RELATED: Minnesota teachers react to Gov Walz's announcement to reopen elementary schools

"I have been involved with so many discussions in different states about opening schools, reopening schools, closing schools 9 out of the 10 discussions are about politics," Osterholm said. 

Despite the influence of politics, Osterholm discussed some of the scientific reasons for his stance on reopening elementary schools.

"All kids are at about equal risk at this point of getting infected and being infectious, potentially," he said. "But when we look at transmission to a student, or from a student in the younger age group, it does appear from a number of studies that (transmission) is much less. I think that that is still not clear but I am willing to accept that it may be true. If you start looking at the 10-14 year olds and the 15-19 year olds we do have every bit of evidence that says there is increasing transmission in those areas. It's social events, it's sporting events all kinds of things that happen. Adolescents and young adults act like adults in terms of transmission."

Dr. Osterholm says the 5 to 9 age group is also less susceptible to serious complications of COVID-19, and more negatively impacted by distance learning.

"I know 5 to 9-year-olds are being harmed by not being in school. Distance learning isn't as good. The mental health issues, the socialization, all those things are key issues," Osterholm said.

But sending those students back into classrooms also raises another big question. 

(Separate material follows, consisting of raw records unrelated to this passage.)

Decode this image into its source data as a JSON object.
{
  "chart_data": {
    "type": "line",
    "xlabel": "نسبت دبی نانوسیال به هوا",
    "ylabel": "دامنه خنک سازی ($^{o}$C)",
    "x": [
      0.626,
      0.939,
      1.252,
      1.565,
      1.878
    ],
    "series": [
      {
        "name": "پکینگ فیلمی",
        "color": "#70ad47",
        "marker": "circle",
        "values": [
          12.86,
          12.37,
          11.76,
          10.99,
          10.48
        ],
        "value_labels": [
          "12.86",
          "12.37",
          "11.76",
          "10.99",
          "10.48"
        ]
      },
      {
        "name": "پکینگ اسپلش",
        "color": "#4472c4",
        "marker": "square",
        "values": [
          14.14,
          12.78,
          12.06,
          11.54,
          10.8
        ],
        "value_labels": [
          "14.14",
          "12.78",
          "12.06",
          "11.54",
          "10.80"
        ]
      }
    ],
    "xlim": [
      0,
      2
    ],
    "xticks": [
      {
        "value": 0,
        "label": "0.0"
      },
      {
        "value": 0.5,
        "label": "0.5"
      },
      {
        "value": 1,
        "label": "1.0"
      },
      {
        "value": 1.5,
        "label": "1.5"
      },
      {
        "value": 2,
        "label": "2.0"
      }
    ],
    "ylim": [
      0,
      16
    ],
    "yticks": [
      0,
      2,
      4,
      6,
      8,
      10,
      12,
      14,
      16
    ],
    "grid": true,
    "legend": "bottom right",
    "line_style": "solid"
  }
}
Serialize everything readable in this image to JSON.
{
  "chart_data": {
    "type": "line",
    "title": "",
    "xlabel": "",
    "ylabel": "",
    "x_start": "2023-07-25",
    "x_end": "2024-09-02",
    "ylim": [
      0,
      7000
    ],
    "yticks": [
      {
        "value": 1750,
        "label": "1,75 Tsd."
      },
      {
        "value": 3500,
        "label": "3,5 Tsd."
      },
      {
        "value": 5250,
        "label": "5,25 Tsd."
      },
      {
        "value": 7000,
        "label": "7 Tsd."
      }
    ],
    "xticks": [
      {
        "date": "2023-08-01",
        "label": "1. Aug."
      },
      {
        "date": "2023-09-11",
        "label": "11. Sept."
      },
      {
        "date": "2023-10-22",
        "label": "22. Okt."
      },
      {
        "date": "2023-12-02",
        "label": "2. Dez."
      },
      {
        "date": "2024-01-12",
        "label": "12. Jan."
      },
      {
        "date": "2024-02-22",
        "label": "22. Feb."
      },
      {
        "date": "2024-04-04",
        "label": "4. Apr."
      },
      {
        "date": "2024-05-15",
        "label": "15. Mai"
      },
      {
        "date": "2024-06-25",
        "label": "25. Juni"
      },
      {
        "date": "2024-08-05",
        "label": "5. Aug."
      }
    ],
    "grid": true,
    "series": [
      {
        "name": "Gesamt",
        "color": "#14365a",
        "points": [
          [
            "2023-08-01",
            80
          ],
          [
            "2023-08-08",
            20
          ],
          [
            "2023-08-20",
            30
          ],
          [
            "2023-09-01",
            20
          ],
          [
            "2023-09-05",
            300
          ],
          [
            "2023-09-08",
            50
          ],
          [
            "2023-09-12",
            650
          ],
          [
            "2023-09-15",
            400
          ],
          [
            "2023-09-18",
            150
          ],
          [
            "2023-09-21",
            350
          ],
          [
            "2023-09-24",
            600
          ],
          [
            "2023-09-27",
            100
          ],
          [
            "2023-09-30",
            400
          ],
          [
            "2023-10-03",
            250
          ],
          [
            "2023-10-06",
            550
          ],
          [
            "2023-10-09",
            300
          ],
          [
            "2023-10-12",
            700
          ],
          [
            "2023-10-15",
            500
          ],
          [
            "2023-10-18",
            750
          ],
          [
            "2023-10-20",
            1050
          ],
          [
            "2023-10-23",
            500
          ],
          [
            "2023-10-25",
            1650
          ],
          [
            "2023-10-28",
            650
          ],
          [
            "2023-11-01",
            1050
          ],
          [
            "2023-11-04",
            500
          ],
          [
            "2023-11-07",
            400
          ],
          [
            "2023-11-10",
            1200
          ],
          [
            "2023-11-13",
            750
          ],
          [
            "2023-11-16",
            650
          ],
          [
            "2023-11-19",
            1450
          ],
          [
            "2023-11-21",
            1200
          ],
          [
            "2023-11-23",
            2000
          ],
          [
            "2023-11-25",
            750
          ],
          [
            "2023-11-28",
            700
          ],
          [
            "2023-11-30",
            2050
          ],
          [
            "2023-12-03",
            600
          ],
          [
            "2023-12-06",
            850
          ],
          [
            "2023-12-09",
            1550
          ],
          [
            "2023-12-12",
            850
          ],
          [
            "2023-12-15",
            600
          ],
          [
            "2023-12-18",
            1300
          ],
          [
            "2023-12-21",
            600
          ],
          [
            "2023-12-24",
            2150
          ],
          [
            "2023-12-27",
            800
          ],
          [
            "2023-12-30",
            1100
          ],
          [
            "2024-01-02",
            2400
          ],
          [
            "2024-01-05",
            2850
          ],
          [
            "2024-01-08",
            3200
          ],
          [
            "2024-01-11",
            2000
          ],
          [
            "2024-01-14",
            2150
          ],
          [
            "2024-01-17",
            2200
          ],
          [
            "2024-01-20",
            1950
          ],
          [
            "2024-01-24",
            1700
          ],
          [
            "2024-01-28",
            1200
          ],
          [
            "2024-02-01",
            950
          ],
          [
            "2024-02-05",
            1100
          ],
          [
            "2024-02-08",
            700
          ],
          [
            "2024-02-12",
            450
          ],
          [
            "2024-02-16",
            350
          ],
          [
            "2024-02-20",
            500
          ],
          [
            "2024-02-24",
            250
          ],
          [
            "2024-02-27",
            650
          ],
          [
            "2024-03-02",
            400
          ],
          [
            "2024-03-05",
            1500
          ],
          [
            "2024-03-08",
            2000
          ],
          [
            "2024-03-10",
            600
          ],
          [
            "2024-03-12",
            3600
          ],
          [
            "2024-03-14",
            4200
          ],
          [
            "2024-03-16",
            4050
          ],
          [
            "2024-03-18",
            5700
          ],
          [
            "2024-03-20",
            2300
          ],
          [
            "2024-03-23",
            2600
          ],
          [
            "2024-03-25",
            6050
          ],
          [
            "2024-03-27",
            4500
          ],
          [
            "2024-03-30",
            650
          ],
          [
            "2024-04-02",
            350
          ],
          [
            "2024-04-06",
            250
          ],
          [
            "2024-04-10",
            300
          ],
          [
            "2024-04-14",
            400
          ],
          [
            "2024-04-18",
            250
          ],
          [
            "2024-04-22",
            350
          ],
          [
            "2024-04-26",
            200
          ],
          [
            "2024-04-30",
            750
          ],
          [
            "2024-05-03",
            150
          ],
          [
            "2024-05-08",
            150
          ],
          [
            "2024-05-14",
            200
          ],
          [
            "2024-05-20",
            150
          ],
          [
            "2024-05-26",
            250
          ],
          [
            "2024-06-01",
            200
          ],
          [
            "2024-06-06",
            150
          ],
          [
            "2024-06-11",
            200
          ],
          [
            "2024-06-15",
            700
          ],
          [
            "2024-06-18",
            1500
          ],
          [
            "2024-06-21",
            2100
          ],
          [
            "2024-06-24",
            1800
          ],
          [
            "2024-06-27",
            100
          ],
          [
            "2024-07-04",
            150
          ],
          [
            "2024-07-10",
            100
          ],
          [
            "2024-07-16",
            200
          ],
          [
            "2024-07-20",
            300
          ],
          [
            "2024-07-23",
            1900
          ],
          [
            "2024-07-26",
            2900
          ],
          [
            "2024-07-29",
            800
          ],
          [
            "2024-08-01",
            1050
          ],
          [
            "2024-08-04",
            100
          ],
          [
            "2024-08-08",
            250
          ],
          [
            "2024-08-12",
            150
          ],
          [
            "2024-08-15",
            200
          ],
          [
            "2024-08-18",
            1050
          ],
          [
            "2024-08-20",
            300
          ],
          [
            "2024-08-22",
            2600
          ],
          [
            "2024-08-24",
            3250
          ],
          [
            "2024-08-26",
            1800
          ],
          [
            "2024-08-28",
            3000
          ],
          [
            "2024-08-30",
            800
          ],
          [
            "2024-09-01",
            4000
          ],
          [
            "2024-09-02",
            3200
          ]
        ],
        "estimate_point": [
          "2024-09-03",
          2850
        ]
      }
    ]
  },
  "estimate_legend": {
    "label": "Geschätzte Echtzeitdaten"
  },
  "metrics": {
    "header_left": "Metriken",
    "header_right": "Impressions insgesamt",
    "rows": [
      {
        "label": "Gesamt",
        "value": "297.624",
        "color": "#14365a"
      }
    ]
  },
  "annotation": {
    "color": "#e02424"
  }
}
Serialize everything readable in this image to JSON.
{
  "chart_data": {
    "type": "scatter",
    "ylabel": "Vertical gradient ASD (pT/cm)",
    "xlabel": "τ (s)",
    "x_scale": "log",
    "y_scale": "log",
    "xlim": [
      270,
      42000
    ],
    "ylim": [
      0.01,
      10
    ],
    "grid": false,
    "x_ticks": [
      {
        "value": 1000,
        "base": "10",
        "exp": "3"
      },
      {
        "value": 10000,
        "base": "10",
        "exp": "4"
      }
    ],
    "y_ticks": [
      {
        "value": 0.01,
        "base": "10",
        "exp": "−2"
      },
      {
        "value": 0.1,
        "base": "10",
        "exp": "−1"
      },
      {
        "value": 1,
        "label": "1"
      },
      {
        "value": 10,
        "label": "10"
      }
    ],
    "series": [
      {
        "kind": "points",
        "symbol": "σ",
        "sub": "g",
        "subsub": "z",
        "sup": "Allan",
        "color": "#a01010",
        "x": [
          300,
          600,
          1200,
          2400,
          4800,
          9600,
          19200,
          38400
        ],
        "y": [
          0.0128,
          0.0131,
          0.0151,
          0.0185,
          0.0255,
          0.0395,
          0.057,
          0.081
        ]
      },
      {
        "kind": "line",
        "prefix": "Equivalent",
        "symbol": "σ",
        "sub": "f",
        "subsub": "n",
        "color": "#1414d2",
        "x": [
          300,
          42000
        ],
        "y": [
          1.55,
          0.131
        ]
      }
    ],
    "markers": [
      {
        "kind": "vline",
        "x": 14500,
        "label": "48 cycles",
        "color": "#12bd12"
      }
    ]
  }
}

RELATED: Gov. Walz's new guidance to allow outdoor dining, allow elementary schools to opt for in-person learning

"We want to protect the teachers and staff. Where are they likely to get infected?" Osterholm said. "I've tried and tried and tried to find data on the frequency of infection among teachers and staff by the grades they teach and what I'm finding, more often than not, is what we see in healthcare workers. The vast majority of them appear to be infected in the community. Not at their work."

Similar to healthcare workers, the Department of Education announced that, starting in January, elementary staff who return to the classroom will be able to get tested every other week.

"It helps to identify anyone who is asymptomatic, who is coming into the building," said Heather Mueller, Deputy Commissioner of the Minnesota Department of Education.

Osterholm says he the decision ultimately comes down to weighing both the science and the social implications of in-person learning, and he says the discussion can, and will, evolve with the evidence.

"For what it's worth, I'm going to keep an open mind on this," Dr. Osterholm said. "I will look at it every day, and if I see something different I'll let you know. As someone who has grandchildren in these ages, trust me, it's very personal to me. This is very personal to me.

"I wouldn't put a child in harms way if I thought that that was it. I won't take a political position on this. I'll take the data let that tell me where it's at."